The Yeo-Johnson power transformation is a Box-Cox style transform that can stabilise variance and make skewed numerical features look more Gaussian even when the data contain zeros or negative values.
Definition #
For an observation (y) and power parameter (\lambda), the Yeo-Johnson transform (T_\lambda(y)) is defined piecewise:
$$ T_\lambda(y)= \begin{cases} \dfrac{(y + 1)^\lambda - 1}{\lambda}, & y \ge 0,\ \lambda \ne 0,\\ \log(y + 1), & y \ge 0,\ \lambda = 0,\\ -\dfrac{(1 - y)^{2 - \lambda} - 1}{2 - \lambda}, & y < 0,\ \lambda \ne 2,\\ -\log(1 - y), & y < 0,\ \lambda = 2. \end{cases} $$
- When (\lambda = 1) the transform leaves the data unchanged.

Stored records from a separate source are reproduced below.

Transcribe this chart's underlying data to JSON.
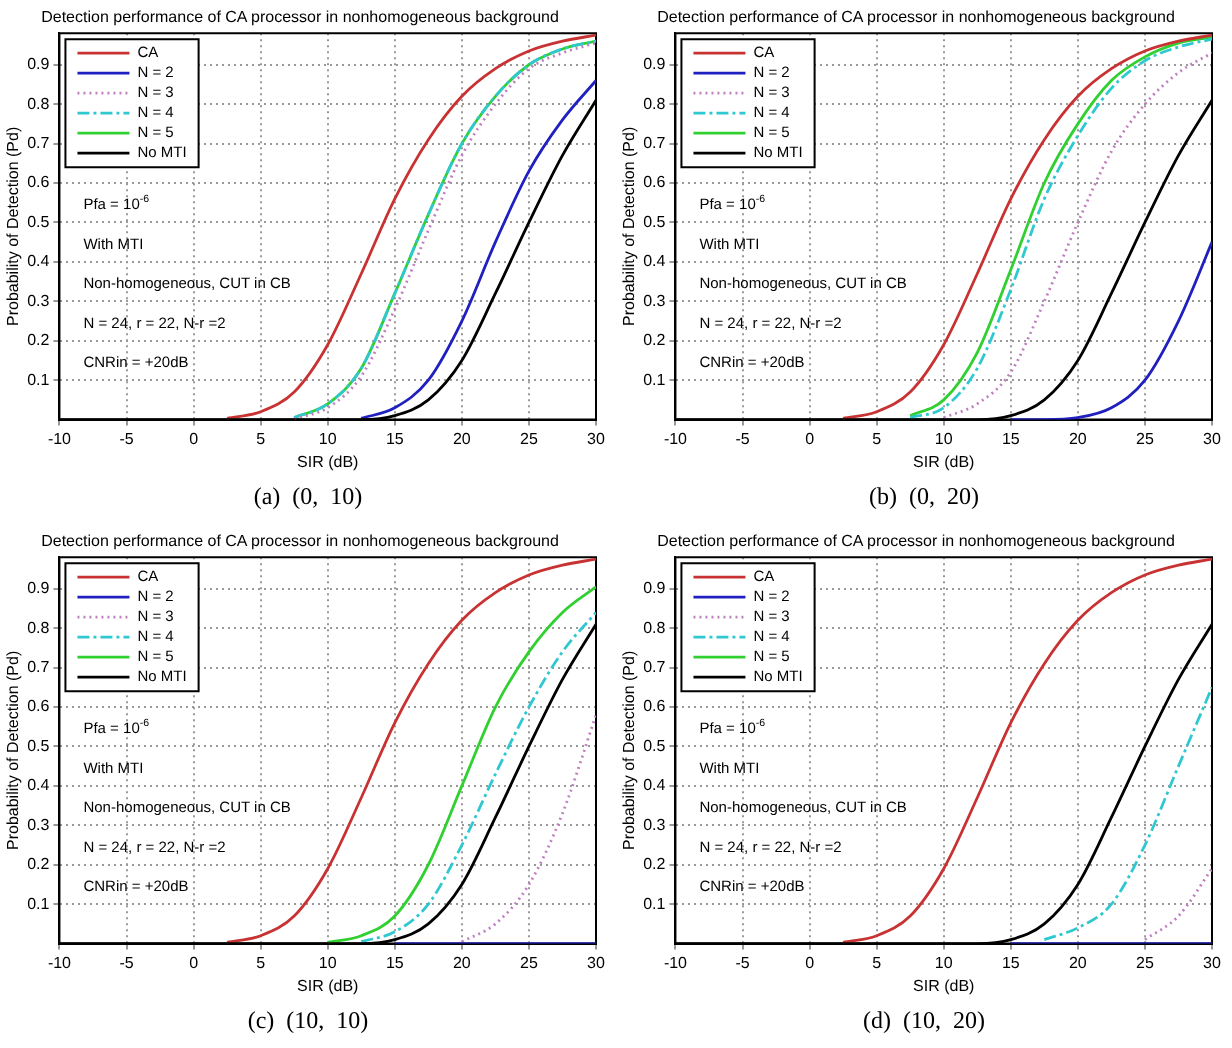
{
  "chart_data": [
    {
      "type": "line",
      "title": "Detection performance of CA processor in nonhomogeneous background",
      "subtitle": "(a)  (0,  10)",
      "xlabel": "SIR (dB)",
      "ylabel": "Probability of Detection (Pd)",
      "xlim": [
        -10,
        30
      ],
      "xticks": [
        -10,
        -5,
        0,
        5,
        10,
        15,
        20,
        25,
        30
      ],
      "ylim": [
        0,
        0.98
      ],
      "yticks": [
        0.1,
        0.2,
        0.3,
        0.4,
        0.5,
        0.6,
        0.7,
        0.8,
        0.9
      ],
      "grid": true,
      "legend": "top left",
      "marker": "none",
      "annotations": [
        "Pfa = 10$^{-6}$",
        "With MTI",
        "Non-homogeneous, CUT in CB",
        "N = 24, r = 22, N-r =2",
        "CNRin = +20dB"
      ],
      "x": [
        -10,
        0,
        2.5,
        5,
        7.5,
        10,
        12.5,
        15,
        17.5,
        20,
        22.5,
        25,
        27.5,
        30
      ],
      "series": [
        {
          "name": "CA",
          "color": "#c83232",
          "line_style": "solid",
          "values": [
            null,
            null,
            0.003,
            0.02,
            0.07,
            0.19,
            0.37,
            0.56,
            0.71,
            0.82,
            0.89,
            0.935,
            0.96,
            0.975
          ]
        },
        {
          "name": "N = 2",
          "color": "#2020c0",
          "line_style": "solid",
          "values": [
            null,
            null,
            null,
            null,
            null,
            null,
            0.003,
            0.03,
            0.1,
            0.25,
            0.45,
            0.63,
            0.76,
            0.86
          ]
        },
        {
          "name": "N = 3",
          "color": "#c080c0",
          "line_style": "dotted",
          "values": [
            null,
            null,
            null,
            null,
            0.002,
            0.03,
            0.11,
            0.28,
            0.48,
            0.67,
            0.8,
            0.89,
            0.93,
            0.955
          ]
        },
        {
          "name": "N = 4",
          "color": "#30c8d0",
          "line_style": "dashed",
          "values": [
            null,
            null,
            null,
            null,
            0.005,
            0.04,
            0.13,
            0.32,
            0.52,
            0.7,
            0.82,
            0.9,
            0.94,
            0.96
          ]
        },
        {
          "name": "N = 5",
          "color": "#30d030",
          "line_style": "solid",
          "values": [
            null,
            null,
            null,
            null,
            0.005,
            0.04,
            0.13,
            0.32,
            0.52,
            0.7,
            0.82,
            0.9,
            0.94,
            0.96
          ]
        },
        {
          "name": "No MTI",
          "color": "#000000",
          "line_style": "solid",
          "values": [
            0,
            0,
            0,
            0,
            0,
            0,
            0,
            0.01,
            0.05,
            0.15,
            0.32,
            0.5,
            0.67,
            0.81
          ]
        }
      ]
    },
    {
      "type": "line",
      "title": "Detection performance of CA processor in nonhomogeneous background",
      "subtitle": "(b)  (0,  20)",
      "xlabel": "SIR (dB)",
      "ylabel": "Probability of Detection (Pd)",
      "xlim": [
        -10,
        30
      ],
      "xticks": [
        -10,
        -5,
        0,
        5,
        10,
        15,
        20,
        25,
        30
      ],
      "ylim": [
        0,
        0.98
      ],
      "yticks": [
        0.1,
        0.2,
        0.3,
        0.4,
        0.5,
        0.6,
        0.7,
        0.8,
        0.9
      ],
      "grid": true,
      "legend": "top left",
      "marker": "none",
      "annotations": [
        "Pfa = 10$^{-6}$",
        "With MTI",
        "Non-homogeneous, CUT in CB",
        "N = 24, r = 22, N-r =2",
        "CNRin = +20dB"
      ],
      "x": [
        -10,
        0,
        2.5,
        5,
        7.5,
        10,
        12.5,
        15,
        17.5,
        20,
        22.5,
        25,
        27.5,
        30
      ],
      "series": [
        {
          "name": "CA",
          "color": "#c83232",
          "line_style": "solid",
          "values": [
            null,
            null,
            0.003,
            0.02,
            0.07,
            0.19,
            0.37,
            0.56,
            0.71,
            0.82,
            0.89,
            0.935,
            0.96,
            0.975
          ]
        },
        {
          "name": "N = 2",
          "color": "#2020c0",
          "line_style": "solid",
          "values": [
            null,
            null,
            null,
            null,
            null,
            null,
            null,
            0,
            0,
            0.005,
            0.03,
            0.1,
            0.25,
            0.45
          ]
        },
        {
          "name": "N = 3",
          "color": "#c080c0",
          "line_style": "dotted",
          "values": [
            null,
            null,
            null,
            null,
            null,
            0.005,
            0.04,
            0.12,
            0.3,
            0.5,
            0.68,
            0.8,
            0.88,
            0.93
          ]
        },
        {
          "name": "N = 4",
          "color": "#30c8d0",
          "line_style": "dashed",
          "values": [
            null,
            null,
            null,
            null,
            0.005,
            0.03,
            0.13,
            0.33,
            0.56,
            0.72,
            0.84,
            0.91,
            0.945,
            0.965
          ]
        },
        {
          "name": "N = 5",
          "color": "#30d030",
          "line_style": "solid",
          "values": [
            null,
            null,
            null,
            null,
            0.01,
            0.05,
            0.17,
            0.38,
            0.6,
            0.75,
            0.86,
            0.92,
            0.955,
            0.97
          ]
        },
        {
          "name": "No MTI",
          "color": "#000000",
          "line_style": "solid",
          "values": [
            0,
            0,
            0,
            0,
            0,
            0,
            0,
            0.01,
            0.05,
            0.15,
            0.32,
            0.5,
            0.67,
            0.81
          ]
        }
      ]
    },
    {
      "type": "line",
      "title": "Detection performance of CA processor in nonhomogeneous background",
      "subtitle": "(c)  (10,  10)",
      "xlabel": "SIR (dB)",
      "ylabel": "Probability of Detection (Pd)",
      "xlim": [
        -10,
        30
      ],
      "xticks": [
        -10,
        -5,
        0,
        5,
        10,
        15,
        20,
        25,
        30
      ],
      "ylim": [
        0,
        0.98
      ],
      "yticks": [
        0.1,
        0.2,
        0.3,
        0.4,
        0.5,
        0.6,
        0.7,
        0.8,
        0.9
      ],
      "grid": true,
      "legend": "top left",
      "marker": "none",
      "annotations": [
        "Pfa = 10$^{-6}$",
        "With MTI",
        "Non-homogeneous, CUT in CB",
        "N = 24, r = 22, N-r =2",
        "CNRin = +20dB"
      ],
      "x": [
        -10,
        0,
        2.5,
        5,
        7.5,
        10,
        12.5,
        15,
        17.5,
        20,
        22.5,
        25,
        27.5,
        30
      ],
      "series": [
        {
          "name": "CA",
          "color": "#c83232",
          "line_style": "solid",
          "values": [
            null,
            null,
            0.003,
            0.02,
            0.07,
            0.19,
            0.37,
            0.56,
            0.71,
            0.82,
            0.89,
            0.935,
            0.96,
            0.975
          ]
        },
        {
          "name": "N = 2",
          "color": "#2020c0",
          "line_style": "solid",
          "values": [
            null,
            null,
            null,
            null,
            null,
            null,
            null,
            0,
            0,
            0,
            0,
            0,
            0,
            0
          ]
        },
        {
          "name": "N = 3",
          "color": "#c080c0",
          "line_style": "dotted",
          "values": [
            null,
            null,
            null,
            null,
            null,
            null,
            null,
            null,
            null,
            0.005,
            0.05,
            0.15,
            0.33,
            0.58
          ]
        },
        {
          "name": "N = 4",
          "color": "#30c8d0",
          "line_style": "dashed",
          "values": [
            null,
            null,
            null,
            null,
            null,
            null,
            0.005,
            0.03,
            0.1,
            0.25,
            0.43,
            0.6,
            0.74,
            0.84
          ]
        },
        {
          "name": "N = 5",
          "color": "#30d030",
          "line_style": "solid",
          "values": [
            null,
            null,
            null,
            null,
            null,
            0.003,
            0.02,
            0.07,
            0.2,
            0.4,
            0.6,
            0.74,
            0.84,
            0.905
          ]
        },
        {
          "name": "No MTI",
          "color": "#000000",
          "line_style": "solid",
          "values": [
            0,
            0,
            0,
            0,
            0,
            0,
            0,
            0.01,
            0.05,
            0.15,
            0.32,
            0.5,
            0.67,
            0.81
          ]
        }
      ]
    },
    {
      "type": "line",
      "title": "Detection performance of CA processor in nonhomogeneous background",
      "subtitle": "(d)  (10,  20)",
      "xlabel": "SIR (dB)",
      "ylabel": "Probability of Detection (Pd)",
      "xlim": [
        -10,
        30
      ],
      "xticks": [
        -10,
        -5,
        0,
        5,
        10,
        15,
        20,
        25,
        30
      ],
      "ylim": [
        0,
        0.98
      ],
      "yticks": [
        0.1,
        0.2,
        0.3,
        0.4,
        0.5,
        0.6,
        0.7,
        0.8,
        0.9
      ],
      "grid": true,
      "legend": "top left",
      "marker": "none",
      "annotations": [
        "Pfa = 10$^{-6}$",
        "With MTI",
        "Non-homogeneous, CUT in CB",
        "N = 24, r = 22, N-r =2",
        "CNRin = +20dB"
      ],
      "x": [
        -10,
        0,
        2.5,
        5,
        7.5,
        10,
        12.5,
        15,
        17.5,
        20,
        22.5,
        25,
        27.5,
        30
      ],
      "series": [
        {
          "name": "CA",
          "color": "#c83232",
          "line_style": "solid",
          "values": [
            null,
            null,
            0.003,
            0.02,
            0.07,
            0.19,
            0.37,
            0.56,
            0.71,
            0.82,
            0.89,
            0.935,
            0.96,
            0.975
          ]
        },
        {
          "name": "N = 2",
          "color": "#2020c0",
          "line_style": "solid",
          "values": [
            null,
            null,
            null,
            null,
            null,
            null,
            null,
            0,
            0,
            0,
            0,
            0,
            0,
            0
          ]
        },
        {
          "name": "N = 3",
          "color": "#c080c0",
          "line_style": "dotted",
          "values": [
            null,
            null,
            null,
            null,
            null,
            null,
            null,
            null,
            null,
            null,
            null,
            0.01,
            0.07,
            0.19
          ]
        },
        {
          "name": "N = 4",
          "color": "#30c8d0",
          "line_style": "dashed",
          "values": [
            null,
            null,
            null,
            null,
            null,
            null,
            null,
            null,
            0.01,
            0.04,
            0.1,
            0.25,
            0.45,
            0.65
          ]
        },
        {
          "name": "N = 5",
          "color": "#30d030",
          "line_style": "solid",
          "values": [
            null,
            null,
            null,
            null,
            null,
            null,
            null,
            null,
            null,
            null,
            null,
            null,
            null,
            null
          ]
        },
        {
          "name": "No MTI",
          "color": "#000000",
          "line_style": "solid",
          "values": [
            0,
            0,
            0,
            0,
            0,
            0,
            0,
            0.01,
            0.05,
            0.15,
            0.32,
            0.5,
            0.67,
            0.81
          ]
        }
      ]
    }
  ]
}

- Positive observations are treated like a Box-Cox transform on (y + 1).
- Negative observations are reflected around zero, allowing the method to cope with sign changes.
- The inverse transform is defined by solving the same cases for (y); SciPy provides it via
scipy.stats.yeojohnson_inverse.
The parameter (\lambda) is usually estimated by maximising the log-likelihood of the transformed data under a normal model. SciPy exposes the maximum-likelihood estimate through yeojohnson_normmax.

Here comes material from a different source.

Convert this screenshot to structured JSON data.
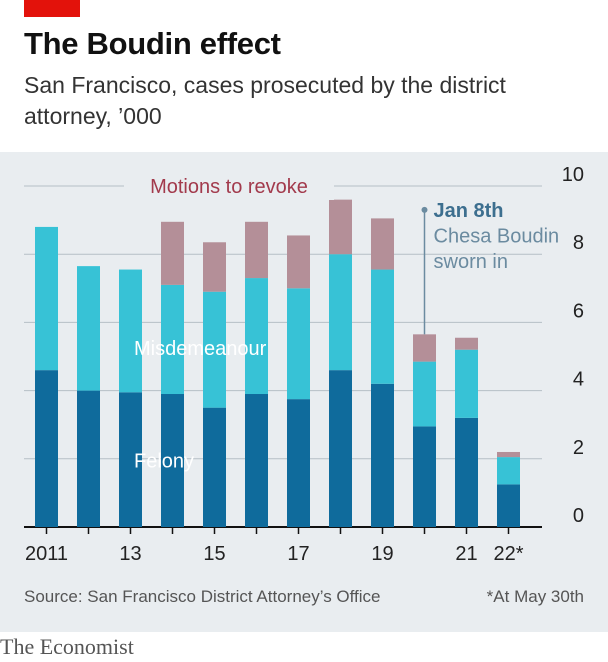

I. Yeo and R.A. Johnson, “A New Family of Power Transformations to Improve Normality or Symmetry”, Biometrika 87(4), 2000.
Worked example #
from scipy import stats
import matplotlib.pyplot as plt
x = stats.loggamma.rvs(1, size=1_000) - 0.5
plt.hist(x, bins=30)
plt.axvline(x=0, color="r")
plt.title("Original distribution with negatives")
plt.show()
from scipy.stats import yeojohnson, yeojohnson_normmax
lmbda = yeojohnson_normmax(x) # maximum-likelihood estimate of λ
print(f"Estimated λ: {lmbda:.3f}")
x_trans = yeojohnson(x, lmbda=lmbda)
plt.hist(x_trans, bins=30)
plt.title("After Yeo-Johnson")
plt.show()
The histogram after transformation is much closer to symmetric. Because we explicitly pass lmbda, we can reuse the same parameter for validation or test data:
X_train_trans = yeojohnson(X_train, lmbda=lmbda)
X_valid_trans = yeojohnson(X_valid, lmbda=lmbda) # reuse training λ
Practical tips #
- Standardise features after the power transform if your model expects zero mean and unit variance.
- Apply the transformation parameters learned on the training split to every other split to avoid data leakage.
- When heavy tails remain, compare Yeo-Johnson with robust scalers such as
RobustScaler; combining them often works well.
This transformation is a drop-in replacement for Box-Cox in preprocessing pipelines that cannot assume strictly positive data.